That is a quite small and manageable data set so make sure that the index has a single primary shard and that the number of replicas is set so that all data nodes hold a copy.
Sounds like you are already doing what I just recommended.
The default settings are generally very good, so changing that should be a last resort.
This sound very little. The key to optimal read performance is generally to try to eliminate disk IO, as this is a lot slower than serving from memory. Elasticsearch relies a lot on the operating system page cache for optimal performance.
I would recommend increasing the heap size to 2GB and the amount of RAM available to the node to 10GB, as this should allow the complete index to fit in the page cache. If you still see disk IO, you can increase the amount of RAM a bit more. If you see long or frequent GC you may also want to increase the heap size.
If CPU now becomes the bottleneck you may want to increase this as well.
Once this is done and you are able to support your query throughput you can slowly reduce resources as long as performance remain good enough.
If you are looking for any kind of high availability you need to have 3 master eligible nodes in the cluster.
I would recommend sending queries directly to the data nodes, but if you use a coordinating only node - make sure this does not befome a bottleneck. If you only have 1 it is also a potential single point of failure...
We setup a new cluster with following configurations:
Removed coordinating node
3 Master eligible nodes
RAM: 512 MB
4 Dedicated data nodes
RAM: 5 GB
HEAP: 2 GB
We ran load test with 300 / 500 / 1000 concurrency and following are observations:
Avg response time with 300 load - 950ms
Avg response time with 500 load - 950ms
Avg response time with 1000 load - 1800ms
On master node:
max CPU usage goes upto 0.195m
max RAM usage stays contand around 400MB
On data node:
max CPU usage under load is 0.47m
max RAM usage under load goes to 2.6GB
This data is based on GKE dashboard metrics where we are running elasticsearch cluster.
Index is not sharded and has 3 replicas.
I still dont understand where bottlenext could be as no nodes are using using allocated resources completely. Performance has infact dropped compared to previous setup. In earlier setup, we got avg response time of < 500ms for 300 load.
For optimal read performance it is ideal that the whole index fits in the operating system page cache. I would recommend setting up a single node with the following specification and load the index there:
Assuming your index is 6GB in size I believe it should fully fit into the RAM available to the page cache.
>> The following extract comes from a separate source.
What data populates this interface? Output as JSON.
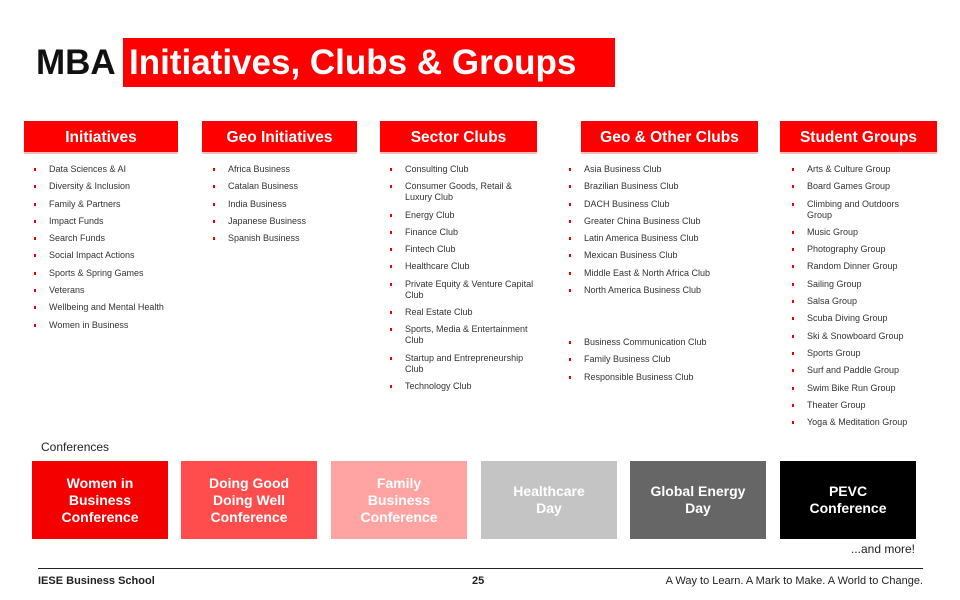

Once this is ready, start running your benchmark at a low concurrency level and step-by-step increase it. Start with just 10 concurrent queries and then step up until you breach the latency you want to meet.
While you are increasing concurrency, monitor CPU usage and look for evidence of long or frequent GC. If you see very high CPU - try increasing this. If you see lots of GC, try to increase RAM and heap. If the full index sits in the cache you should also see very little disk IO, so it is worth looking at that too.
Once we know how a single node behaves with your data and queries we can look at how to best set up a cluster to reach your query throughput targets at acceptable latencies.
It was getting difficult to identify correct bottleneck so we got rid of coordinating nodes as well as dedicated master eligible nodes as well.
In current setup we have 2 nodes which are equivalent with no dedicated role assigned.
(I know this is not HA setup but our main focus is increasing reads at the moment)
Each node has 2 CPUs and 10GB RAM with heap size of 2048 MB.
Load testing setup is still same and response times have actually deteriorated with same size of data and similar queries.
CPU usage is still at 25%.
Elastic search cluster is setup using bitnami helm chart on kubernetes cluster with thread pool config at default values.
How did latencies change with increased concurrency? Can you share the results? Did you run the benchmarks I suggested?
Elasticsearch is often limited by disk I/O, not CPU, which is why I suggested trying to make sure the full data set can fit in the page cache. Have you verified that this is the case and that disk IO is not a bottleneck?
Are you sure Elasticsearch is getting access to the resources that it has configured? Sometimes CPU and/or RAM is overprovisioned this type of infrastructure, which can affect performance.
Since cluster is on kubernetes, I am not 100% sure that cluster is access to allocated resources. However, we eventually need to have cluster in kubernetes so will have to handle that as well if it is the real issue.
Are any of the above metrics concerning? Also, these are metrics from one node. I also did notice that performance was better with 2 nodes. With addition of 3rd node and additional replica, performance actually worsened
That all looks good. It does indeed look like the full index fits in the page cache, which is great. How many queries per second were you able to serve from a single node without exceeding the SLA? Did you ensure the queries were realistic?
You mean if the queries are well structured and optimised? I would say yes to a great extent.
We have a single index on which we are performing full text search. Though there are 5 - 7 different fields on which search are performed like tags, category, subcategory, author, company name, title, description, etc since it is a news website so search queries arent very complex.
We have created static mapping of fields on index and only fields which are to be matched in query are indexed. In some cases, it is a combination of must and should statement.
I have found some suggestion based on which I am configuring a copy-to field to club and store all the above mentioned fields into one so that search request goes to single field (this should improve queries with "should" part).